Yorgos Lanthimos is one of modern European cinema’s pioneering auteurs, his ambient peculiarity nestling itself perfectly with the desires of audiences. Nowadays, we crave originality through visual molestation that the director executes with such credence. His breakthrough release, Dogtooth (2009), paraded this seething undertone of dark, almost comical, evil. It cemented Lanthimos as a purveyor of the weird and a leading light in the avant-garde. This may well be why his follow-up, Alps (Alpeis, 2011), feels like an all-round display of disappointing stalls, oscillating around an awkward narrative.
Much like Dogtooth, Alps‘ fundamental intention is to construct discomfort through a constant series of bizarre, indecipherable incidents. Unlike Dogtooth however, Lanthimos procrastinates around a motionless storyline full of familiar ingredients but no embellishment in style. The title Alps refers to a collective of dysfunctional characters whom offer their abnormal services to grieving families getting over the loss of a loved one. The group relieve their client’s aching loss by impersonating the deceased relative for a matter of months.
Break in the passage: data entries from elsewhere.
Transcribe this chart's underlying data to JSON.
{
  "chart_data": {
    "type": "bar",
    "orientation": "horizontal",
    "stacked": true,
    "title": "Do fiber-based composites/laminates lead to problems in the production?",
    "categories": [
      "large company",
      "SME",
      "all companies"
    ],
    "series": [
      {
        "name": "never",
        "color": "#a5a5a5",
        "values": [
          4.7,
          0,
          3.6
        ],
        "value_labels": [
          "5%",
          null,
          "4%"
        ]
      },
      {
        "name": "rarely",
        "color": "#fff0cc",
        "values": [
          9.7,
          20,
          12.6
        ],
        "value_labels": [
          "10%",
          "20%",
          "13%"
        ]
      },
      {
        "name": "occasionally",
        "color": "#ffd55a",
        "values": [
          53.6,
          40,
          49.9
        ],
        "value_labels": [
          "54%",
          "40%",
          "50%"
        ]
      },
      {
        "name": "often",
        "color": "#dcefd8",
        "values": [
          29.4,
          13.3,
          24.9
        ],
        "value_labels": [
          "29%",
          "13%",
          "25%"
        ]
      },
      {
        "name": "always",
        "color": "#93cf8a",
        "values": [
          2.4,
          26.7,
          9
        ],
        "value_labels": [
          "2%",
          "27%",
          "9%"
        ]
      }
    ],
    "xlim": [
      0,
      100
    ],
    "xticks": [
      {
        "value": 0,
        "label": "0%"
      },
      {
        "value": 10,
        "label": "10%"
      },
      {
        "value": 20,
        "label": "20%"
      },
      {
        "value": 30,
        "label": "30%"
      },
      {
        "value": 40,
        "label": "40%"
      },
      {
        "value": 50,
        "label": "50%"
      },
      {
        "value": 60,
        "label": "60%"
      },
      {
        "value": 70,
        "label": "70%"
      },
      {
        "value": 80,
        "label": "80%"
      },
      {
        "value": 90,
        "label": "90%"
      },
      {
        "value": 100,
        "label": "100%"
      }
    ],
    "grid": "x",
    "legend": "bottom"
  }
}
A quietly unhinged Aggeliki Papoulia plays a jaded nurse who accompanies a paramedic, gymnast and coach through idiosyncratic occurrences that play like a Chris Morris sketch rather than a coherent plot. Amidst all the absurd filler, that is the main crux of Alps. People impersonating dead people. A concrete concept that may have easily passed as appropriately disconcerting as it could be engaging. Undeniably intoxicating in its presentation, some may overlook the movie’s shortcomings. But many will be unable to ignore Lanthimos’ dithering. The director resides in a nauseating realm of inappropriate hypnotism; aimlessly wafting in and out of consciousness like a bad dream.
Interestingly, inferences of Roy Andersson’s deceptively humorous Songs from the Second Floor (2000) emanate throughout Alps. Sincere performances from a well-rounded cast coupled with hardly any camera movement offer an influx of candour and quality. Yet, again, any coherency is lost by Lanthimos persistently alienating his audience from the players. Social nods to Greece’s current political devolution, while intended to be satirical, equate to nothing more than depressing and disparaging. Its aesthetic, while confident and ultimately attractive, is marred by the blasé content it covers.
The wonders of the weird are infinite. Directors such as Lanthimos and fellow niche Weird Wave acquaintance Anthia Rachel Tsangari are essential in demolishing boundaries. Cinema is in desperate need of revolutionaries such as these. But there is a finite line between radical thinking and disillusion. With Alps, Lanthimos has allowed his inner introvert to guide him absolutely nowhere. What should be controversial and uneasy is just a drowsy rehash of good ideas cut and pasted in the wrong order.